In order to add a column to an existing table use ALTER TABLE with the ADD COLUMN clause:

cr> alter table my_table add column new_column_name text;
ALTER OK, -1 rows affected (... sec)

The inner schema of object columns can also be extended, as shown in the following example.

First a column of type object is added:

cr> alter table my_table add column obj_column object as (age int);
ALTER OK, -1 rows affected (... sec)

And now a nested column named name is added to the obj_column:

cr> alter table my_table add column obj_column['name'] text;
ALTER OK, -1 rows affected (... sec)
cr> select column_name, data_type from information_schema.columns
... where table_name = 'my_table' and column_name like 'obj_%';
+--------------------+-----------+
| column_name        | data_type |
+--------------------+-----------+
| obj_column         | object    |
| obj_column['age']  | integer   |
| obj_column['name'] | text      |
+--------------------+-----------+
SELECT 3 rows in set (... sec)

Renaming columns

To rename a column of an existing table, use ALTER TABLE with the RENAME COLUMN clause:

cr> alter table my_table rename new_column_name to renamed_column;
ALTER OK, -1 rows affected (... sec)

This also works on object columns:

cr> alter table my_table rename column obj_column to renamed_obj_column;
ALTER OK, -1 rows affected (... sec)

To rename a sub-column of an object column, you can use subscript expressions:

cr> alter table my_table rename column renamed_obj_column['age'] to
...  renamed_obj_column['renamed_age'];
ALTER OK, -1 rows affected (... sec)


cr> select column_name, data_type from information_schema.columns
... where table_name = 'my_table' and column_name like 'renamed_obj_%';
+-----------------------------------+-----------+
| column_name                       | data_type |
+-----------------------------------+-----------+
| renamed_obj_column                | object    |
| renamed_obj_column['renamed_age'] | integer   |
| renamed_obj_column['name']        | text      |
+-----------------------------------+-----------+
SELECT 3 rows in set (... sec)

Closing and opening tables

A table can be closed by using ALTER TABLE with the CLOSE clause:

cr> alter table my_table close;
ALTER OK, -1 rows affected (... sec)

Closing a table will cause all operations beside ALTER TABLE ... OPEN to fail.

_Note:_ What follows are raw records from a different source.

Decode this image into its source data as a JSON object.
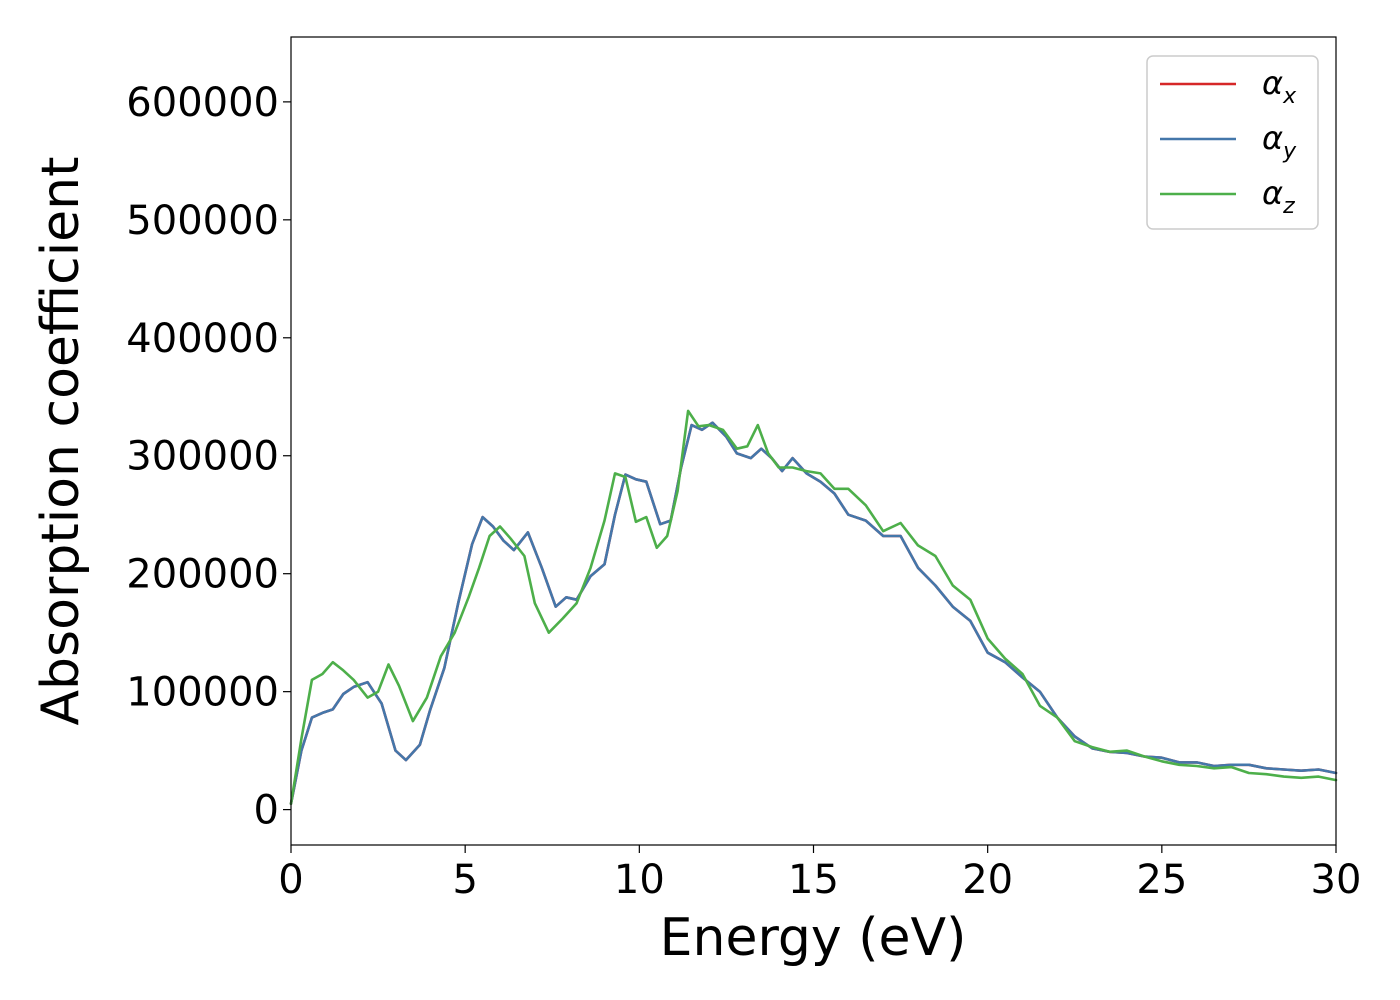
{
  "chart_data": {
    "type": "line",
    "title": "",
    "xlabel": "Energy (eV)",
    "ylabel": "Absorption coefficient",
    "xlim": [
      0,
      30
    ],
    "ylim": [
      -30000,
      655000
    ],
    "xticks": [
      0,
      5,
      10,
      15,
      20,
      25,
      30
    ],
    "yticks": [
      0,
      100000,
      200000,
      300000,
      400000,
      500000,
      600000
    ],
    "grid": false,
    "legend_position": "top-right",
    "series": [
      {
        "name": "α",
        "subscript": "x",
        "color": "#d62728",
        "x": [
          0,
          0.3,
          0.6,
          0.9,
          1.2,
          1.5,
          1.8,
          2.2,
          2.6,
          3.0,
          3.3,
          3.7,
          4.0,
          4.4,
          4.8,
          5.2,
          5.5,
          5.8,
          6.1,
          6.4,
          6.8,
          7.2,
          7.6,
          7.9,
          8.2,
          8.6,
          9.0,
          9.3,
          9.6,
          9.9,
          10.2,
          10.6,
          10.9,
          11.2,
          11.5,
          11.8,
          12.1,
          12.5,
          12.8,
          13.2,
          13.5,
          13.8,
          14.1,
          14.4,
          14.8,
          15.2,
          15.6,
          16.0,
          16.5,
          17.0,
          17.5,
          18.0,
          18.5,
          19.0,
          19.5,
          20.0,
          20.5,
          21.0,
          21.5,
          22.0,
          22.5,
          23.0,
          23.5,
          24.0,
          24.5,
          25.0,
          25.5,
          26.0,
          26.5,
          27.0,
          27.5,
          28.0,
          28.5,
          29.0,
          29.5,
          30.0
        ],
        "y": [
          5000,
          50000,
          78000,
          82000,
          85000,
          98000,
          104000,
          108000,
          90000,
          50000,
          42000,
          55000,
          85000,
          120000,
          175000,
          225000,
          248000,
          240000,
          228000,
          220000,
          235000,
          205000,
          172000,
          180000,
          178000,
          198000,
          208000,
          250000,
          284000,
          280000,
          278000,
          242000,
          245000,
          290000,
          326000,
          322000,
          328000,
          316000,
          302000,
          298000,
          306000,
          298000,
          287000,
          298000,
          285000,
          278000,
          268000,
          250000,
          245000,
          232000,
          232000,
          205000,
          190000,
          172000,
          160000,
          133000,
          125000,
          112000,
          100000,
          78000,
          62000,
          52000,
          49000,
          48000,
          45000,
          44000,
          40000,
          40000,
          37000,
          38000,
          38000,
          35000,
          34000,
          33000,
          34000,
          31000
        ]
      },
      {
        "name": "α",
        "subscript": "y",
        "color": "#4477aa",
        "x": [
          0,
          0.3,
          0.6,
          0.9,
          1.2,
          1.5,
          1.8,
          2.2,
          2.6,
          3.0,
          3.3,
          3.7,
          4.0,
          4.4,
          4.8,
          5.2,
          5.5,
          5.8,
          6.1,
          6.4,
          6.8,
          7.2,
          7.6,
          7.9,
          8.2,
          8.6,
          9.0,
          9.3,
          9.6,
          9.9,
          10.2,
          10.6,
          10.9,
          11.2,
          11.5,
          11.8,
          12.1,
          12.5,
          12.8,
          13.2,
          13.5,
          13.8,
          14.1,
          14.4,
          14.8,
          15.2,
          15.6,
          16.0,
          16.5,
          17.0,
          17.5,
          18.0,
          18.5,
          19.0,
          19.5,
          20.0,
          20.5,
          21.0,
          21.5,
          22.0,
          22.5,
          23.0,
          23.5,
          24.0,
          24.5,
          25.0,
          25.5,
          26.0,
          26.5,
          27.0,
          27.5,
          28.0,
          28.5,
          29.0,
          29.5,
          30.0
        ],
        "y": [
          5000,
          50000,
          78000,
          82000,
          85000,
          98000,
          104000,
          108000,
          90000,
          50000,
          42000,
          55000,
          85000,
          120000,
          175000,
          225000,
          248000,
          240000,
          228000,
          220000,
          235000,
          205000,
          172000,
          180000,
          178000,
          198000,
          208000,
          250000,
          284000,
          280000,
          278000,
          242000,
          245000,
          290000,
          326000,
          322000,
          328000,
          316000,
          302000,
          298000,
          306000,
          298000,
          287000,
          298000,
          285000,
          278000,
          268000,
          250000,
          245000,
          232000,
          232000,
          205000,
          190000,
          172000,
          160000,
          133000,
          125000,
          112000,
          100000,
          78000,
          62000,
          52000,
          49000,
          48000,
          45000,
          44000,
          40000,
          40000,
          37000,
          38000,
          38000,
          35000,
          34000,
          33000,
          34000,
          31000
        ]
      },
      {
        "name": "α",
        "subscript": "z",
        "color": "#4daf4a",
        "x": [
          0,
          0.3,
          0.6,
          0.9,
          1.2,
          1.5,
          1.8,
          2.2,
          2.5,
          2.8,
          3.1,
          3.5,
          3.9,
          4.3,
          4.7,
          5.1,
          5.4,
          5.7,
          6.0,
          6.3,
          6.7,
          7.0,
          7.4,
          7.8,
          8.2,
          8.6,
          9.0,
          9.3,
          9.6,
          9.9,
          10.2,
          10.5,
          10.8,
          11.1,
          11.4,
          11.7,
          12.0,
          12.4,
          12.8,
          13.1,
          13.4,
          13.7,
          14.0,
          14.4,
          14.8,
          15.2,
          15.6,
          16.0,
          16.5,
          17.0,
          17.5,
          18.0,
          18.5,
          19.0,
          19.5,
          20.0,
          20.5,
          21.0,
          21.5,
          22.0,
          22.5,
          23.0,
          23.5,
          24.0,
          24.5,
          25.0,
          25.5,
          26.0,
          26.5,
          27.0,
          27.5,
          28.0,
          28.5,
          29.0,
          29.5,
          30.0
        ],
        "y": [
          5000,
          60000,
          110000,
          115000,
          125000,
          118000,
          110000,
          95000,
          100000,
          123000,
          105000,
          75000,
          95000,
          130000,
          150000,
          180000,
          205000,
          232000,
          240000,
          230000,
          215000,
          175000,
          150000,
          162000,
          175000,
          205000,
          245000,
          285000,
          282000,
          244000,
          248000,
          222000,
          232000,
          270000,
          338000,
          325000,
          326000,
          322000,
          306000,
          308000,
          326000,
          302000,
          290000,
          290000,
          287000,
          285000,
          272000,
          272000,
          258000,
          236000,
          243000,
          224000,
          215000,
          190000,
          178000,
          145000,
          128000,
          115000,
          88000,
          78000,
          58000,
          53000,
          49000,
          50000,
          45000,
          41000,
          38000,
          37000,
          35000,
          36000,
          31000,
          30000,
          28000,
          27000,
          28000,
          25000
        ]
      }
    ]
  }
}
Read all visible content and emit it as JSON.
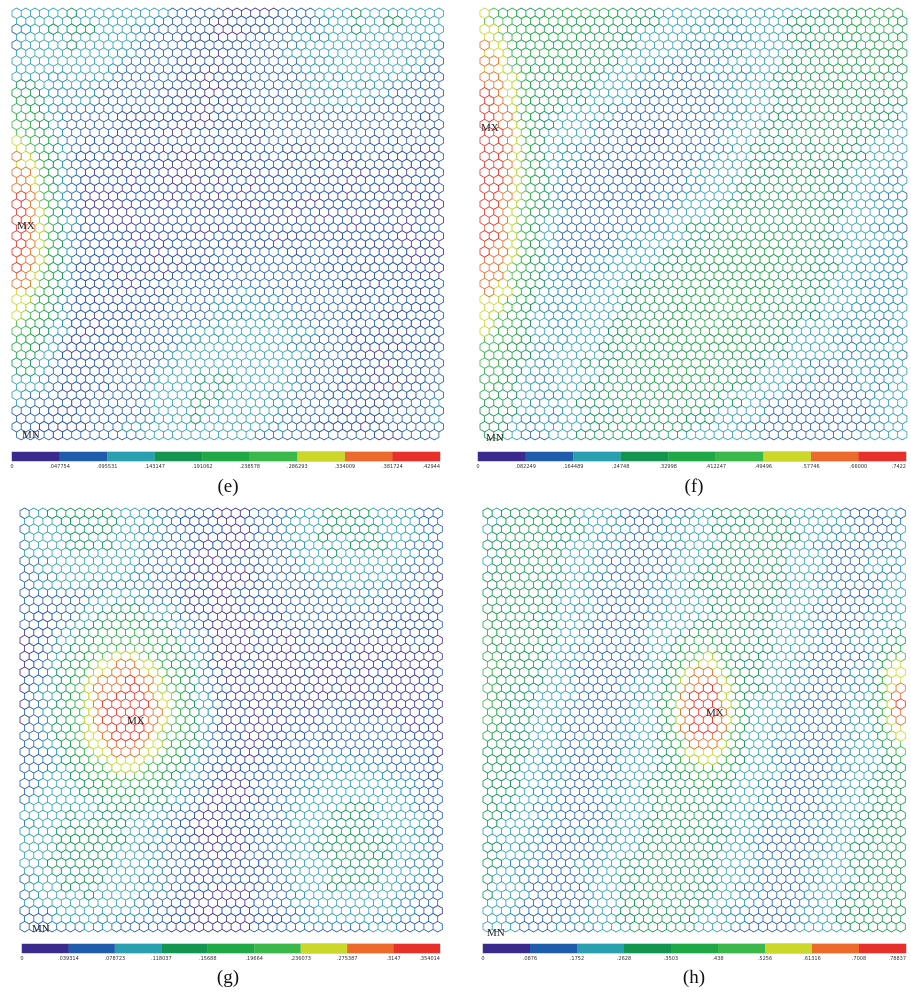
{
  "panels": [
    {
      "label": "(e)",
      "max_label": "MX",
      "min_label": "MN",
      "colorbar_labels": [
        "0",
        ".047754",
        ".095531",
        ".143147",
        ".191062",
        ".238578",
        ".286293",
        ".334009",
        ".381724",
        ".42944"
      ]
    },
    {
      "label": "(f)",
      "max_label": "MX",
      "min_label": "MN",
      "colorbar_labels": [
        "0",
        ".082249",
        ".164489",
        ".24748",
        ".32998",
        ".412247",
        ".49496",
        ".57746",
        ".66000",
        ".7422"
      ]
    },
    {
      "label": "(g)",
      "max_label": "MX",
      "min_label": "MN",
      "colorbar_labels": [
        "0",
        ".039314",
        ".078723",
        ".118037",
        ".15688",
        ".19664",
        ".236073",
        ".275387",
        ".3147",
        ".354014"
      ]
    },
    {
      "label": "(h)",
      "max_label": "MX",
      "min_label": "MN",
      "colorbar_labels": [
        "0",
        ".0876",
        ".1752",
        ".2628",
        ".3503",
        ".438",
        ".5256",
        ".61316",
        ".7008",
        ".78837"
      ]
    }
  ]
}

A table can be reopened again by using ALTER TABLE with the OPEN clause:

cr> alter table my_table open;
ALTER OK, -1 rows affected (... sec)

Note

This setting is not the same as blocks.read_only. Closing and opening a table will preserve these settings if they are already set.

Renaming tables

You can rename a table or view using ALTER TABLE with the RENAME TO clause:

cr> ALTER TABLE my_table RENAME TO my_new_table;
ALTER OK, -1 rows affected (... sec)

If renaming a table, the shards of the table become temporarily unavailable.

Reroute shards

With the REROUTE command it is possible to control the allocations of shards. This gives you the ability to re-balance the cluster state manually. The supported reroute options are listed in the reference documentation of ALTER TABLE REROUTE.

Shard rerouting can help solve several problems:

  • Unassigned shards: Due to cause of lack of space, shard awareness or any other failure that happens during the automatic shard allocation it is possible to gain unassigned shards in the cluster.

  • “Hot Shards”: Most of your queries affect certain shards only. These shards lie on a node that has insufficient resources.

This command takes these Routing Allocation Settings into account. Once an allocation occurs CrateDB tries (by default) to re-balance shards to an even state. CrateDB can be set to disable shard re-balancing with the setting cluster.routing.rebalance.enable=None to perform only the explicit triggered allocations. .

Note

The command only triggers the allocation and reports back if the process has been acknowledged or rejected. Moving or allocating large shards takes more time to complete.

In those two cases it may be necessary to move shards manually to another node or force the retry of the allocation process.